Scot Lane was very nice in those days, it probably still is, Naylors used to have a shop a little lower down from the school and next door was Logwood House farm (we called it Pedder's farm). There was a colliery spoil heap on the field opposite the school probably from the old Norley colliery workings in the area, the journey to school every morning from Worsley Hall invariably took us over the slag heap which was our playground at weekends as well. In summer we went to Marsh Green and Martland Mill, as yet undeveloped, on nature study outings. Here the ponds and clay pit workings of the old brick works provided a fantastic habitat for all kinds of plants and wild life. Frank Gregory a keen cricketer and member of Wigan Cricket Club taught us the finer points of cricket on the field opposite the school when the weather permitted (the sun did shine a lot in those days didn't it), it was a little bit scary when he was doing the bowling. Mr Gregory did a lot to raise expectations of whole generations from the Scot Lane area, motivating and coaching pupils to increase numbers achieving places at Wigan Grammar School, Thomas Linacre Secondary Technical School or Wigan Girls High School. Access to Wigan Girls Convent School was generally via catholic primary schools in the area.

Football Team
 

Although only a small percentage did pass the eleven plus in my day it was a vast improvement on past performance and the trend was increasing.

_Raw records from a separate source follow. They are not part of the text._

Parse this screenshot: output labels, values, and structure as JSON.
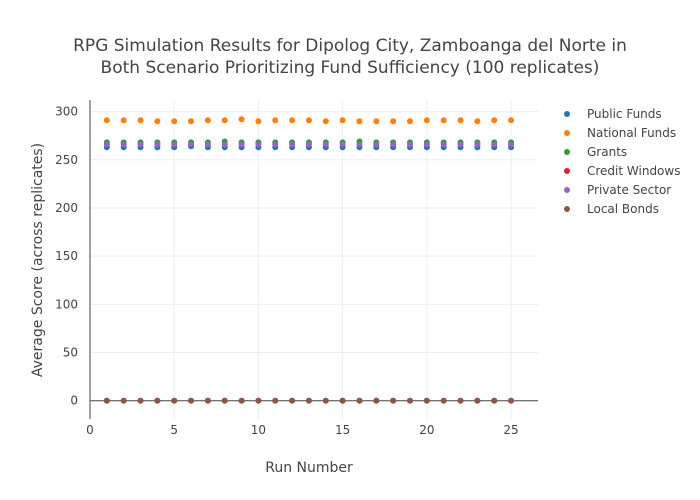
{
  "chart_data": {
    "type": "scatter",
    "title": [
      "RPG Simulation Results for Dipolog City, Zamboanga del Norte in",
      "Both Scenario Prioritizing Fund Sufficiency (100 replicates)"
    ],
    "xlabel": "Run Number",
    "ylabel": "Average Score (across replicates)",
    "xlim": [
      0,
      26.6
    ],
    "ylim": [
      -19,
      312
    ],
    "xticks": [
      0,
      5,
      10,
      15,
      20,
      25
    ],
    "yticks": [
      0,
      50,
      100,
      150,
      200,
      250,
      300
    ],
    "grid": true,
    "legend_position": "top-right",
    "x": [
      1,
      2,
      3,
      4,
      5,
      6,
      7,
      8,
      9,
      10,
      11,
      12,
      13,
      14,
      15,
      16,
      17,
      18,
      19,
      20,
      21,
      22,
      23,
      24,
      25
    ],
    "series": [
      {
        "name": "Public Funds",
        "color": "#1f77b4",
        "values": [
          263,
          263,
          263,
          263,
          263,
          264,
          263,
          263,
          263,
          263,
          263,
          263,
          263,
          263,
          263,
          263,
          263,
          263,
          263,
          263,
          263,
          263,
          263,
          263,
          263
        ]
      },
      {
        "name": "National Funds",
        "color": "#ff7f0e",
        "values": [
          291,
          291,
          291,
          290,
          290,
          290,
          291,
          291,
          292,
          290,
          291,
          291,
          291,
          290,
          291,
          290,
          290,
          290,
          290,
          291,
          291,
          291,
          290,
          291,
          291
        ]
      },
      {
        "name": "Grants",
        "color": "#2ca02c",
        "values": [
          268,
          268,
          268,
          268,
          268,
          268,
          268,
          269,
          268,
          268,
          268,
          268,
          268,
          268,
          268,
          269,
          268,
          268,
          268,
          268,
          268,
          268,
          268,
          268,
          268
        ]
      },
      {
        "name": "Credit Windows",
        "color": "#d62728",
        "values": [
          0,
          0,
          0,
          0,
          0,
          0,
          0,
          0,
          0,
          0,
          0,
          0,
          0,
          0,
          0,
          0,
          0,
          0,
          0,
          0,
          0,
          0,
          0,
          0,
          0
        ]
      },
      {
        "name": "Private Sector",
        "color": "#9467bd",
        "values": [
          266,
          266,
          266,
          266,
          266,
          266,
          266,
          266,
          266,
          266,
          266,
          266,
          266,
          266,
          266,
          266,
          266,
          266,
          266,
          266,
          266,
          266,
          266,
          266,
          266
        ]
      },
      {
        "name": "Local Bonds",
        "color": "#8c564b",
        "values": [
          0,
          0,
          0,
          0,
          0,
          0,
          0,
          0,
          0,
          0,
          0,
          0,
          0,
          0,
          0,
          0,
          0,
          0,
          0,
          0,
          0,
          0,
          0,
          0,
          0
        ]
      }
    ]
  }
}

Among other infant and junior teachers I may or may not correctly recall are: Miss Fox (I think she was the headmistress of the infant school when I started circa 1947, her animal skin stole which had eyes and ears used to frighten me, no wonder I recall having to be dragged over the threshold on my first day.), Mr Appleton (I think he was the headmaster of the junior school when I first went there.), Mrs McGraw, Miss Docker, Miss Foy (I remember kicking Miss Foy one day, it must have been very painful, I wore clogs in those days. Delinquent tendencies showing themselves early, needless to say it was a senseless act which I have always regretted, I took exception to the tone of voice she used when pointing out an error.), Miss McEvoy, Mr Darbyshire, Miss Barrow, Miss Slevin? I had a soft spot for Mrs McGraw, she used to play the piano and encouraged us to sing. I'm still a compulsive but not very talented singer to this day, in later life I delivered milk to her house on Rose Hill Pemberton.

I have very pleasant memories of a discipline slightly reminiscent of the military, no doubt understandable so soon after the end of the war. Lining up in the playground at nine o'clock on the dot followed by a procession into the main hall for assembly with speeches, readings and hymn singing (mainly rousing Victorian ones), then away to our classrooms where the teacher would take the register. Physical Training was in the main hall, I always remember being slightly embarrassed having to get changed into slightly feminine shorts in the classroom, in mixed company and with few concessions to modesty. It didn't seem to bother anyone else though. There was a very large bell hanging on the wall in the junior school yard in those days, at the end of play time or lunch time the teacher on duty in the yard would select a pupil to ring the bell at the appropriate time. I can't remember the detail but there was a means of climbing up to reach the bell, once there the pupil would grasp the clapper and ring the bell in the same way the old fashioned fireman would do.

A good foundation for a very happy life - thank you Scot Lane and all those inspiring teachers.